Usato come museo solo in occasione dell’Esposizione internazionale dell’Agricoltura del 1953, l’edificio viene dato in uso dall’Ente Eur per circa tre decenni alla Federazione nazionale dei Cavalieri del lavoro che vi colloca i suoi uffici. A fine anni ottanta si avvia una riflessione sul suo stato di conservazione e sulla sua riconversione e, grazie a un accordo tra l’Ente Eur e il Ministero per i Beni e le attività culturali, prende consistenza l’ipotesi di destinarlo al MAV-Museo nazionale dell’audiovisivo, espletando nel 2002 anche un concorso internazionale di idee vinto dallo studio francese Ibos & Vitart.

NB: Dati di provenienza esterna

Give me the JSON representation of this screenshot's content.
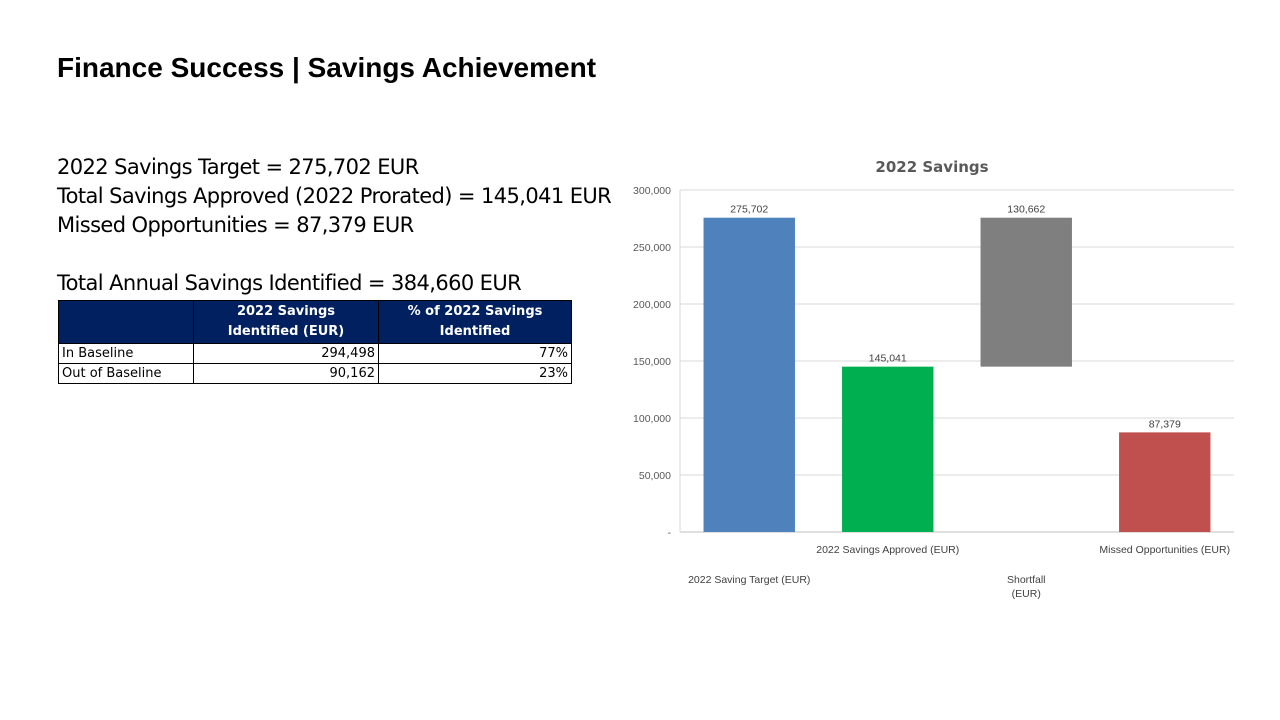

Al centro di approfonditi studi e sottoposto a tutela, tra il 2003 e il 2010 l’edificio è prima oggetto di un «restauro monumentale» relativo alle superfici lapidee e poi di un intervento di ristrutturazione e adeguamento normativo degli interni. Nel 2011 si delinea un’ulteriore possibilità di valorizzazione, promossa dal Ministero per lo Sviluppo economico, che affianca al MAV l’Esposizione permanente del Made in Italy e del design italiano.

Nel luglio 2013, in antitesi ai precedenti programmi di valorizzazione pubblica, un accordo tra Eur spa e il polo francese Louis Vuitton Moët Hennessy prevede la locazione per 15 anni del palazzo e la sua trasformazione in casa del marchio Fendi. A tal fine sono stati effettuati ulteriori lavori di ristrutturazione curati dall’architetto Marco Costanzi ed è stata studiata dall’artista della luce Mario Nanni una nuova illuminazione. L’accordo prevede di destinare l’intero piano terra del palazzo a spazio espositivo liberamente fruibile per eventi legati al design, all’arte, alla creatività e artigianalità italiane. Purtroppo, è preclusa al pubblico la terrazza che consente una delle più belle viste panoramiche sulla città, mentre, almeno allo stato attuale, la fruibilità del basamento è limitata alla porzione antistante il prospetto principale.
L’iniziativa targata Fendi rappresenta un’ulteriore occasione per riflettere sulla sinergia tra pubblico e privato nella gestione e valorizzazione del patrimonio culturale e architettonico collettivo che, più diffusa in altri paesi, si sta sviluppando anche in Italia. Già mecenate d’importanti e felici restauri nella capitale, Fendi saprà dare un valido contributo alla valorizzazione del palazzo gestendolo nella consapevolezza del suo valore storico-artistico e documentario. (Anche se ha destato qualche apprensione la struttura temporanea realizzata in copertura per l’inaugurazione del nuovo quartier generale, poi prontamente smontata). Ad apparire sotto una nuova luce è anche il rapporto tra architettura e moda, entrambe destinate a esprimere idee di forte identità. Riuscirà un gigante della moda come Fendi a sviluppare ulteriormente la propria identità rispettando quella del Palazzo della civiltà italiana?